By Anna Mudeva and Irina Ivanova
SOFIA (Reuters) - Bulgaria's opposition centre-right GERB party was set to win most seats in Sunday's parliamentary election, increasing the prospect of reforms to combat widespread corruption.
Angry about a painful recession and the government's failure to end a climate of impunity for politicians and crime bosses, Bulgarians punished the ruling Socialists, who looked set to lose around half their seats.
The GERB, led by former bodyguard and now Sofia mayor Boiko Borisov, 50, campaigned on a promise to attack the deep-seated graft that prompted the European Union last year to cut aid pending tougher action on corruption.
Exit polls by Sova Harris and Alpha Research suggested GERB would take 115-117 seats in the 240-strong chamber, compared with 39-42 seats for the ruling Socialists.
If confirmed, the results would give Borisov a shot at forming a government with a grouping of rightist parties, the Blue Coalition, a partnership observers say has the best chance of addressing graft and vital economic reforms. Both groupings have signalled readiness to join forces.
"It is obvious the Socialist-led coalition received catastrophic results," said Kiril Avramov from Political Capital think-tank.
"A centre-right coalition is the most likely option, which will be relatively stable and will have a chance to conduct reforms," he said.
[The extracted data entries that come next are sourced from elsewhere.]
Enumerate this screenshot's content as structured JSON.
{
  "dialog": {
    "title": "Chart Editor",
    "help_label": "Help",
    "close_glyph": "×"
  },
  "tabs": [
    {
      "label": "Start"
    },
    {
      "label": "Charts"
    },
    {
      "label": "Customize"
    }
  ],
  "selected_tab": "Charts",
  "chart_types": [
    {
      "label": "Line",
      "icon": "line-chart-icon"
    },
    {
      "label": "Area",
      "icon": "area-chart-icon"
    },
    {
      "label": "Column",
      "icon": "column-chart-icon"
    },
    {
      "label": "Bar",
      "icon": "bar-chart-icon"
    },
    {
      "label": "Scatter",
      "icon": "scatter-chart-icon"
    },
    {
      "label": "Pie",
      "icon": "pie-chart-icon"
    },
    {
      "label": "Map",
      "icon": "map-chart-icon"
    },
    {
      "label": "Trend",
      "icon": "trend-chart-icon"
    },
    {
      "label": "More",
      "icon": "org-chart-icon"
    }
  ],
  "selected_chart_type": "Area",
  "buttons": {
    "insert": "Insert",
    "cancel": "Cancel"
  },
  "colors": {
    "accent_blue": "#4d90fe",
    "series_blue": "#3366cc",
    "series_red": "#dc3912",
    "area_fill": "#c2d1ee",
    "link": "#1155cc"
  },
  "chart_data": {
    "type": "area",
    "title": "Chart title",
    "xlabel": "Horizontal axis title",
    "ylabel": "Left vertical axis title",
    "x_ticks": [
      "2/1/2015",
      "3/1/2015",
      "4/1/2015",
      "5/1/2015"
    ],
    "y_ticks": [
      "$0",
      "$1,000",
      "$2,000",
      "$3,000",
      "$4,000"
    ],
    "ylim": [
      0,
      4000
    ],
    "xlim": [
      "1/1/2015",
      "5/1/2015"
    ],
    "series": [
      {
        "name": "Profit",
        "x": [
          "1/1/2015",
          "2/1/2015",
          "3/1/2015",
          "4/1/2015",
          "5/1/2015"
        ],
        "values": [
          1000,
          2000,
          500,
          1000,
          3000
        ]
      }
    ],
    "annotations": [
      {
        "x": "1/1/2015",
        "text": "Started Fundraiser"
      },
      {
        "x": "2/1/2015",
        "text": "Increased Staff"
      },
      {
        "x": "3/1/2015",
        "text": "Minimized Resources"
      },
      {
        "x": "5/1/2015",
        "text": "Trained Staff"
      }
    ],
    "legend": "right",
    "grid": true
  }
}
The ex-communist nation of 7.6 million, which joined the European Union in 2007 and is the bloc's poorest member, in 2008 lost access to over half a billion euros ($700 million) in EU aid as punishment for graft.
A new government must move fast to avoid new EU sanctions on aid, badly needed to fund Bulgaria's cash-strapped economy, and to attract investors, many of whom fled this year.
The election came at a crucial time for the economy. After 12 years of growth, Bulgaria is in recession and rising unemployment is ending years of voracious private spending that has fuelled a mountain of debt.
The economy is seen shrinking by two percent in 2009, and like some of its former Soviet bloc peers now in the EU, Bulgaria will likely seek International Monetary Fund aid, analysts say.
BATMAN TO THE RESCUE
The straight-talking, burly Borisov, nicknamed Batman after the fictional superhero due to his zeal for action, has won the hearts of many Bulgarians, tired of two decades of slow reforms.
His party quickly welcomed the results, which topped surveys conducted ahead of the vote by almost 10 percentage points.
"These are good results," Tsvetan Tsvetanov, GERB's chairman told Reuters.
"We will very quickly form a centre-right government but let's first see the final results," he said. He declined to say whether GERB would seek partnership with the Blue Coalition.
The current government took Bulgaria into the EU, lowered taxes and maintained tight fiscal policies. But critics accuse it of incompetence and lacking the will to sever links between politicians, magistrates and crime chiefs.
Underscoring the depth of the problem, prosecutors have launched investigations into widespread allegations of vote-buying by virtually all parties before the ballot, and on Saturday at least five people were arrested.
EU countries have also expressed concern over the participation of several suspected criminals who last month registered to run for parliament to obtain temporary immunity from prosecution and release from custody.